Conduits of steady-state autocatalytic plumes
Michael C. Rogers, Mick D. Mantle, Andrew J. Sederman, and Stephen W. Morris

Plumes are typically formed when a continuous source of buoyancy is supplied at a localized source. We studied laminar plumes where buoyancy is supplied by an autocatalytic chemical reaction: the iodate - arsenous acid (IAA) reaction. The nonlinear kinetics of the IAA reaction produces a sharp propagating front at which buoyancy is produced by exothermicity and compositional change. When the reaction is initiated in an unconfined volume of reactant, a starting plume with a mushroom shaped head connected to the initiation point by a long conduit is formed. After the initial transient during the ascent of the head, we observed the emergence of a steady state in the conduit morphology and flow. Autocatalytic plumes were compared to non-reacting, compositionally buoyant plumes using GERVAIS, an MRI velocimetric technique.
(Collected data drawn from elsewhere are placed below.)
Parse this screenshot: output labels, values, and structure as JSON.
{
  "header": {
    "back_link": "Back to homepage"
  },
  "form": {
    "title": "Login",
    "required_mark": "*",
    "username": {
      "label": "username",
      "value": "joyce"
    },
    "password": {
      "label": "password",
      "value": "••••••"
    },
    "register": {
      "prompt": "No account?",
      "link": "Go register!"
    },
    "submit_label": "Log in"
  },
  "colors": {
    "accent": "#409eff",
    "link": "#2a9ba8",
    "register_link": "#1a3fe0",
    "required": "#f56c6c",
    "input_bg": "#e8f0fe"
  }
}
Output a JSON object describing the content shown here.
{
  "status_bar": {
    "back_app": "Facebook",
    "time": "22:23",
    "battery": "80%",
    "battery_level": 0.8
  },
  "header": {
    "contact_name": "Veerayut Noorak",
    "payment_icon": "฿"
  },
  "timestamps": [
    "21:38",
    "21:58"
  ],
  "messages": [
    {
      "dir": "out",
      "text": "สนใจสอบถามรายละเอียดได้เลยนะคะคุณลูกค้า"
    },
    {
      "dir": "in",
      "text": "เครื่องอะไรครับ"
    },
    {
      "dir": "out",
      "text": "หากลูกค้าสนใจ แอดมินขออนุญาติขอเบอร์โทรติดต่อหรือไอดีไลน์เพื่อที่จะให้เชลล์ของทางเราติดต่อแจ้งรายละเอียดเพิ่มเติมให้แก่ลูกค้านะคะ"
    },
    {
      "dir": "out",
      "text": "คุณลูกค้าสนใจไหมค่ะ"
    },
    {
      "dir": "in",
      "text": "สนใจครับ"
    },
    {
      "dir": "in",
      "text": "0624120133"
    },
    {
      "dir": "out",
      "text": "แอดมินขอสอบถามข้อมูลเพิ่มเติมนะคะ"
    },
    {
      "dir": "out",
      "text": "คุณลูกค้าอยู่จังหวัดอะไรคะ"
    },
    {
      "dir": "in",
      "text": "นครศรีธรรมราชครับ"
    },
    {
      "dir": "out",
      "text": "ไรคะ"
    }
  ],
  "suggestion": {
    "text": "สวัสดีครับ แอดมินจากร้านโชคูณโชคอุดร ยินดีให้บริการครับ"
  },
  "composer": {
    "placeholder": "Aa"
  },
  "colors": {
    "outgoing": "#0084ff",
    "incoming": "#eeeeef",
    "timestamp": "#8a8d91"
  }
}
Autocatalytic conduits had axisymmetric bimodal velocity profiles and cone-shaped morphologies, in contrast to the Gaussian profiles and cylindrical shapes of non-reacting conduits. The bimodal distribution for autocatalytic plumes is a consequence of the unique effect of entrainment in this system. Rather than the usual effect of entrainment in non-reacting plumes, where less buoyant fluid is incorporated into the plumes, entrainment in autocatalytic plumes provides a buoyancy flux along the entire conduit by means of chemical reaction, thereby delocalizing the buoyancy source.

© 2008 The American Physical Society.